Révision de la Constitution : Tebboune promet un large débat télévisé au Parlement

Rédaction, TSA, 23 Février 2020

L’amendement de la Constitution vise à « édifier un État fort » et à « protéger la société contre les turbulences » qui agitent des pays frères et amis, a soutenu ce dimanche le président Abdelmadjid Tebboune.

« L’amendement de la Constitution vise à édifier un État fort dans lequel les citoyens, égaux devant la loi, exercent leurs droits en toute liberté dans le cadre de la loi », a affirmé le Président Tebboune dans une allocution à l’occasion de la célébration du 30e anniversaire de la création du Conseil constitutionnel, lue en son nom par son conseiller Boualem Boualem, selon le compte rendu de l’agence officielle.

« L’idée d’un amendement profond et global de la Constitution avait été exprimée avant et après l’élection présidentielle du 12 décembre 2019 en tant qu’étape fondamentale pour l’avènement de la nouvelle République que nous appelons de nos vœux et dans laquelle cet amendement est une priorité », a souligné le président Tebboune.

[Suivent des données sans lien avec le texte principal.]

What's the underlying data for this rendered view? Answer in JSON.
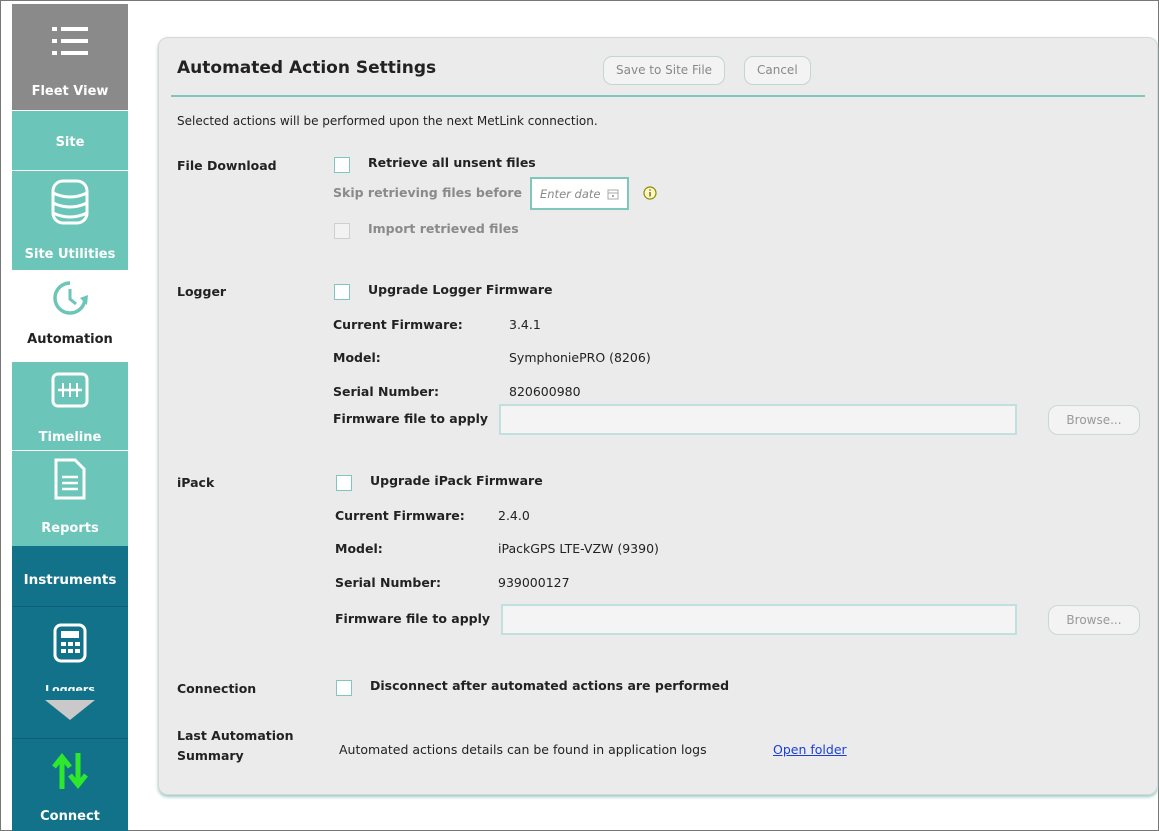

L’amendement constitutionnel vise également à « appuyer et accompagner le processus d’ouverture de la société algérienne sur la modernité dans le respect de ses valeurs civilisationnelles, tout en œuvrant à la préservation de sa stabilité afin de la protéger contre les turbulences qui agitent les pays frères et amis qui nous entourent et plusieurs autres encore dans un monde en proie à de profonds bouleversements », a souligné M. Tebboune.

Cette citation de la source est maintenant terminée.